Geographical Factors of a Powerful Nation • Can influence a nation’s power to control a territory Why and How did Great Britain spread it power around the world? • It was an island nation with easy access to ocean travel and trade. • It had a large supply of coal and iron, which helped it become an industrial and military power
Population • The size of the population does not determine the existence of a country. • People are assured protection by their government. • In return, citizens must pay taxes, serve in the military, or carry out other obligations to the government.
Sovereignty Definition: A nation’s freedom from outside control • A sovereign country is one that can rule itself by establishing its own policies and determine it own course of action. • A country’s sovereign entitles it to act independently, deal equally with other sovereign countries, and protects its territory and citizens.
Pros and Cons of Geographic factors • Help a nation defend and maintain its sovereignty Example: The United Kingdom is separated from the rest of Europe by the English Channel and the North Sea. • Weakens the country’s ability to maintain its sovereignty Example: Belgium and Poland stands on a plain
Government Structures • Every country contains smaller units • States • Provinces • Republics • Understanding the relationships between smaller units and the central government.
A unitary system were one central government runs the nation. • The central government makes laws for the entire nation. • Local governments have only those powers that the central government gives to them. Examples: Great Britain and Japan
Federation Some powers are given to the national government and other powers are reserved for more local governments. Example: United States Confederation Smaller political units keep their sovereignty and give the central government only very limited powers in such field such as defense and foreign commerce. Key purpose for confederation: several states can cooperate in common concerns and still remain separate identities.
Government Authority • Authoritarian governments (leaders held all, or nearly all, political power) • Dictatorship • Totalitarianism • Monarchy • Democracy
Dictatorship is a type of authoritarian government in which power is concentrated in a small group or even a single person. • Most common of authoritarian government • Uses military forces or political terror to gain and exercise power. • No freedom for expressing their own opinion.
Totalitarian is the most extreme form of dictatorship. • The governments tries to control every part of society. • Politics • Economy • People’s personal lives
Monarchs inherit their authorities by being born into the ruling family. • Kings • Queens • Pharaohs • Shahs • Sultans
Democracy-the people choose their leaders and have the power to set government policy. • All the nation’s eligible adults citizens have the right to choose the representatives making the country’s laws. • One of the world’s most populous democratic nations is the US.
Types of Economic Systems Economic Problem What (and how many) goods and services will be produce? How will these products be produced? How will the products and the wealth gained from their sale be distributed?
Traditional Economy • Nearly all goods and services produced by people are consumed in their own family or village. • Also known as subsistence economies since there is little surplus production. • There is little need for market where people can buy and sell excess goods.
Market Economy An economic system that gives the great freedoms to individuals and groups. • Also known as free enterprise. • Primary form is capitalism.
Market Economy In a capitalist market economy: • The private individuals and group decides the answer to the economic problem. • Their influence comes from the law of supply and demand. • Increases economical well-being. Pure capitalism system-the government would not take part on in the economy.

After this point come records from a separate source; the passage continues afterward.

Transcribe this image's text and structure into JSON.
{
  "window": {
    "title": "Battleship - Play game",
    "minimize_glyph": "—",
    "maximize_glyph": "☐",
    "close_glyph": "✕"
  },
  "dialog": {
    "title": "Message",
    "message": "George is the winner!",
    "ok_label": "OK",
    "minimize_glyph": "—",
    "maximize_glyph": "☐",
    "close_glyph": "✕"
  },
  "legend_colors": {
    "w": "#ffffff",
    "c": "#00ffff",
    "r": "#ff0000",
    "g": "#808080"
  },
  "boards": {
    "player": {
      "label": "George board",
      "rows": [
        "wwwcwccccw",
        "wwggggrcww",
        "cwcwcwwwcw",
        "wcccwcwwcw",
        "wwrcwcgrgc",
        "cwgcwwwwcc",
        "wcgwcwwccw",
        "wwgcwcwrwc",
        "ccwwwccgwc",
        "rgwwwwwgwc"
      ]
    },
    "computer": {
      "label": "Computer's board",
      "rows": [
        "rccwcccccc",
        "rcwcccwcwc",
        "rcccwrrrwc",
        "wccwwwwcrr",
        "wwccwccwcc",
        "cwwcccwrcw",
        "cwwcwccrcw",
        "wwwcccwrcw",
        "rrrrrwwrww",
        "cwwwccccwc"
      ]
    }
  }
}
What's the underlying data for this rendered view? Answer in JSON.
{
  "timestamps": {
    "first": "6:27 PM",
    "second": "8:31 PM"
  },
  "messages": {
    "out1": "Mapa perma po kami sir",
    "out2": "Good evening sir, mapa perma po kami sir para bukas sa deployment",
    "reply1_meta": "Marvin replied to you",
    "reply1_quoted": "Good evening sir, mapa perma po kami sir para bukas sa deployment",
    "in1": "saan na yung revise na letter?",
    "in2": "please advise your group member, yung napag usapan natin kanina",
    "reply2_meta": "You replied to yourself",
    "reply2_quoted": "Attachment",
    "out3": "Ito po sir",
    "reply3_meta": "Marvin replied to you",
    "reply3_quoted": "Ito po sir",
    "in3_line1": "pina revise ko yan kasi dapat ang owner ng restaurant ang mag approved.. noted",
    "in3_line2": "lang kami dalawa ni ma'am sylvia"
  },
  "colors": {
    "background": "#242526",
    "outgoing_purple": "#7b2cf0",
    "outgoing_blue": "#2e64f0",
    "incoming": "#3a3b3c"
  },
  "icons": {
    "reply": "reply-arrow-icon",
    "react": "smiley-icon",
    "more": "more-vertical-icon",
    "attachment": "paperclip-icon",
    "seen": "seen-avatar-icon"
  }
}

Command Economy An economic system controlled by a single, central government. • All economic decisions are made by government leaders exerting authoritarian control. • The government answers the economic problem.
Mixed Economy • Some nations have a mixture of economic systems • Socialism is a mixed economy. • The philosophy of socialism is that the state should own and run basics industries • Transportation • Banking • Communications • Coal mining • Steel industry
Socialism • Wealth should be distribute more equally and that everyone is entitle to certain goods and services • Known as welfare states • Usually imposes high tax rates
Reading Questions • Give an example of a famous leader in a dictatorship government? • Give an example of a famous monarch? • What is constitutional monarchy? • Name a country who practices a command economy? • Give an example of a planned economy?